Screaming sirens broke the silence.
Spectators repositioned themselves on snow mounds.
Scores of firefighters lined each side of North Ontario Street between Monroe and Washington streets on Saturday. Waiting.
Engine 3, draped with black-and-purple bunting and carrying a flag-draped casket, turned right onto Ontario from Monroe.
PHOTO GALLERY: Click here to view photos from the service.
Cameras snapped. Flags waved. A bell tolled.
Firefighters at attention. Right hands raised to their brows.
It was Pvt. Stephen Machcinski’s final salute.
The 15-year veteran of the Toledo Fire Department, with his crew member Pvt. James Dickman, died a week ago after he was trapped inside a burning two-story apartment building at 528 Magnolia St.

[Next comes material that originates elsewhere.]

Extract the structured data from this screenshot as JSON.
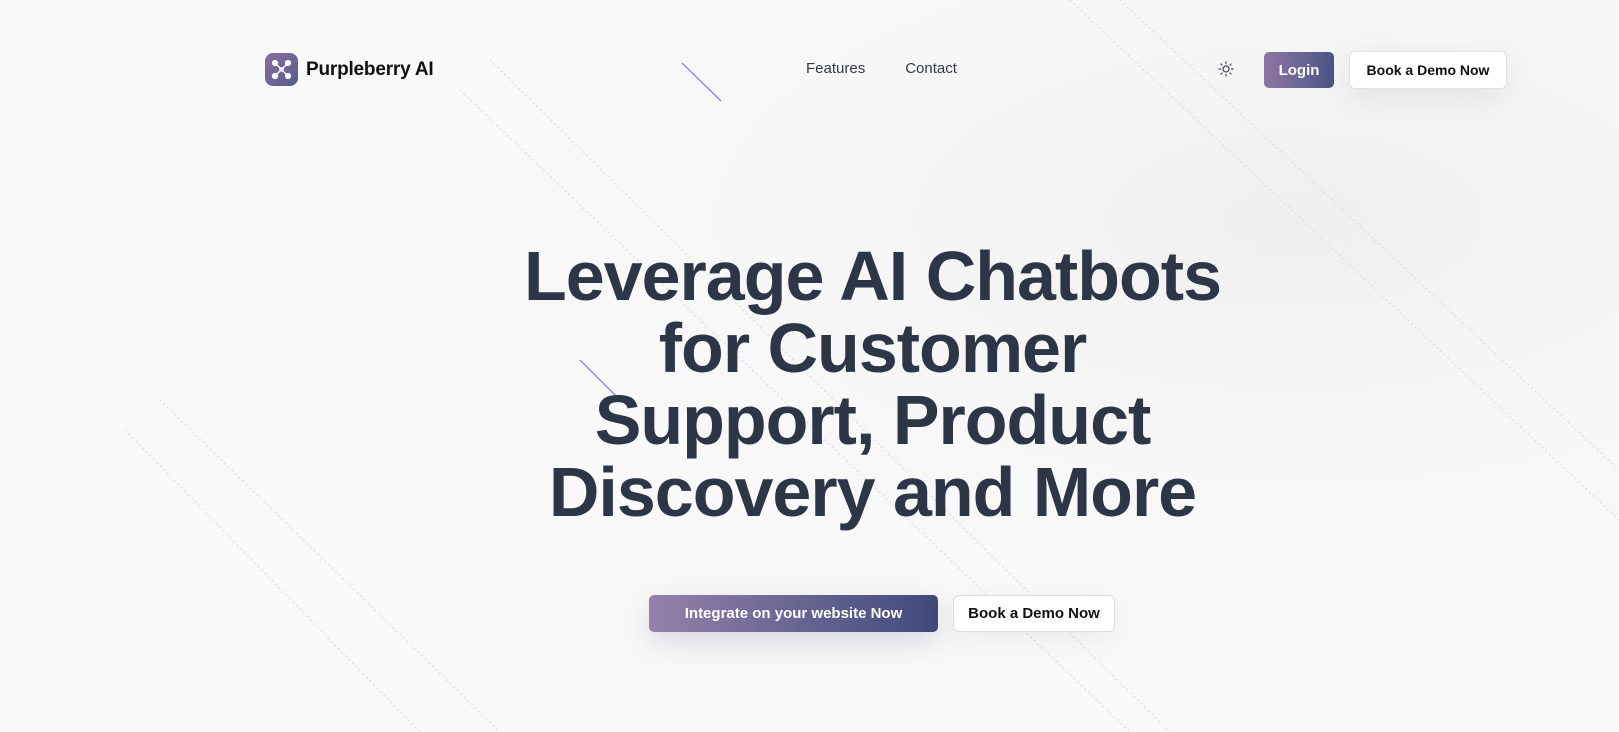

Private Dickman, 31, had fewer than six months on the job.
Men and women — most of whom probably never knew either firefighter — lined the procession route holding flags and signs.
Sherry Ruiz and her husband, Andy Ruiz, of Toledo had one of each.
The couple said they’ve attended each of the memorial events for the firefighters because “it’s our way of saying thanks,” Mrs. Ruiz said. “There’s not much that we can do, but we can be here.”
The couple said they were amazed and grateful that the men and women of the Toledo Fire Department were still going to work, still answering calls for service, still being professionals and helping the community.
“To me, these guys are heroes,” Mrs. Ruiz said, “but they’re still human. ... I can’t imagine all the emotions they're going through. Shock, sadness, anger.”
On Friday afternoon, Ray Abou-Arab, who owns the building where Privates Dickman and Machcinski suffered their fatal injuries, was arrested and charged with two counts each of aggravated murder and aggravated arson.
The 61-year-old Oregon man remained in the Lucas County jail on Saturday and is to be arraigned in Toledo Municipal Court on Monday morning.
“After hearing the news yesterday, it’s so sad because they didn’t have to die,” said Paulette Sroczynski of Toledo, who was waiting for the procession at Washington and Huron streets with her family. “I hope this never happens again.”
According to court documents, Mr. Abou-Arab is accused of going into the garage at 528 Magnolia and staying for about a minute.
After he left the garage to go to the adjacent carryout, Huron Market, a resident saw fire and called 911, investigators wrote in an affidavit.
Investigators reported finding an ignitable liquid in the garage.
Jessica Drouillard of Toledo waited for the procession with her mother, Anne, and friend Melanie Grosjean.
“My brother is a Toledo firefighter, so it’s important to be here,” she said, shrugging off the near-freezing temperatures and rain. “They [firefighters] come out in this weather.”
Ms. Grosjean said the trio made sure they were at Thursday’s final salute for Private Dickman too. They stationed themselves near the Anthony Wayne Bridge.
“That was very moving,” she said, adding that when motorists realized what was happening, they stopped their vehicles and got out.
Saturday’s events began with a 10 a.m. private prayer service at Walker Funeral Home for Private Machcinski.
The procession then made its way from West Toledo — east on West Sylvania Avenue, where it picked up those wishing to be part of the convoy at Franklin Park Mall, south on Monroe, right on Ontario, left on Washington, and right on Huron.
As the procession passed by Grace Lutheran Church, 4441 Monroe St., the bells began to sound.
The procession included fire trucks from Toledo and regional departments, local and regional police cars, private ambulance companies, and many private vehicles. It stopped at Erie Street Market, where a private lunch was hosted.
The prayer service and the drive through downtown lasted about three hours.